Il ministro dell’Ambiente, Gilberto Pichetto, ha recentemente partecipato al Forum in Masseria, dove ha illustrato l’importanza di un approccio metodico e ben strutturato per affrontare le sfide legislative. Ha paragonato questo processo al modo in cui gli alpini utilizzano i muli in montagna: questi animali mettono le zampe posteriori esattamente dove hanno messo quelle anteriori, garantendo così stabilità e sicurezza. Questo esempio sottolinea la necessità di un percorso ben definito e sicuro per l’attuazione della legge delega.

La legge delega, infatti, richiede una serie di azioni coordinate e precise.

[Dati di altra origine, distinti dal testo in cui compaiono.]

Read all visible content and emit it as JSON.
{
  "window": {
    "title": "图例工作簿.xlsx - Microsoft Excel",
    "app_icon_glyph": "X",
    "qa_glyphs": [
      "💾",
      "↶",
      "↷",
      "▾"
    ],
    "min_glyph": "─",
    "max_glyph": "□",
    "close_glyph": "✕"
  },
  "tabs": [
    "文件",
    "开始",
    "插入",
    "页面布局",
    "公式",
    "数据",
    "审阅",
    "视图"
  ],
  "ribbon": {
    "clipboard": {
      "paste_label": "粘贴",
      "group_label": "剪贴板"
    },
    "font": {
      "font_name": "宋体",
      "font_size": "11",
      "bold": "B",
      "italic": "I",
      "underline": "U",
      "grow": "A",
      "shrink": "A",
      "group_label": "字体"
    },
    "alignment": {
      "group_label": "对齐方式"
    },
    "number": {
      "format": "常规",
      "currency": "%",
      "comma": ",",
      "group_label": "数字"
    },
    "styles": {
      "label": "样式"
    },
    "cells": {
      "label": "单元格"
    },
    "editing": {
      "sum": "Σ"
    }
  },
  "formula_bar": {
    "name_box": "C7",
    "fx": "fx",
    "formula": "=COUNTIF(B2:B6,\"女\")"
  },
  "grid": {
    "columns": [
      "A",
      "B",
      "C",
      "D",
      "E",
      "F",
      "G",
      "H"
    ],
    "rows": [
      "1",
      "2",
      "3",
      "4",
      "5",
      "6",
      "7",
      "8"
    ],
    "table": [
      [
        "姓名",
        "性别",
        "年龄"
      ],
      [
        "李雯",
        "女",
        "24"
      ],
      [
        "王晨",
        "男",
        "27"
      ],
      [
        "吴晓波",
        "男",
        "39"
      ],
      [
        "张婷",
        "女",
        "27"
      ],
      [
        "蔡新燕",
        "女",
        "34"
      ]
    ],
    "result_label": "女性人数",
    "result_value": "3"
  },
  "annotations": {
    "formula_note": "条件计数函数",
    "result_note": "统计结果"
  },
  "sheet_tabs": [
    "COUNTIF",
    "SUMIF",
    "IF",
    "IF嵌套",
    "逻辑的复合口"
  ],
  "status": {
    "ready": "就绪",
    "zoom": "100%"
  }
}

È essenziale ricostruire il quadro generale, che include aspetti come il permitting, l’ente di certificazione, e tutte le fasi di formazione e istruzione. Inoltre, bisogna definire le modalità tecnologiche, i criteri di installazione e le distanze necessarie per le installazioni. Tutti questi elementi verranno regolati attraverso decreti legislativi.

Attualmente, la legge delega è in procinto di essere presentata alle Camere, con la previsione che ciò avvenga la prossima settimana. La calendarizzazione dipenderà dal presidente della Camera e da quello della commissione. Si prevede un dibattito approfondito, dato che ci sono già stati due mesi di audizioni alla Camera. L’auspicio è che l’approvazione avvenga entro l’autunno o la fine dell’anno, seguita da un periodo di 12 mesi per l’emanazione dei decreti legislativi.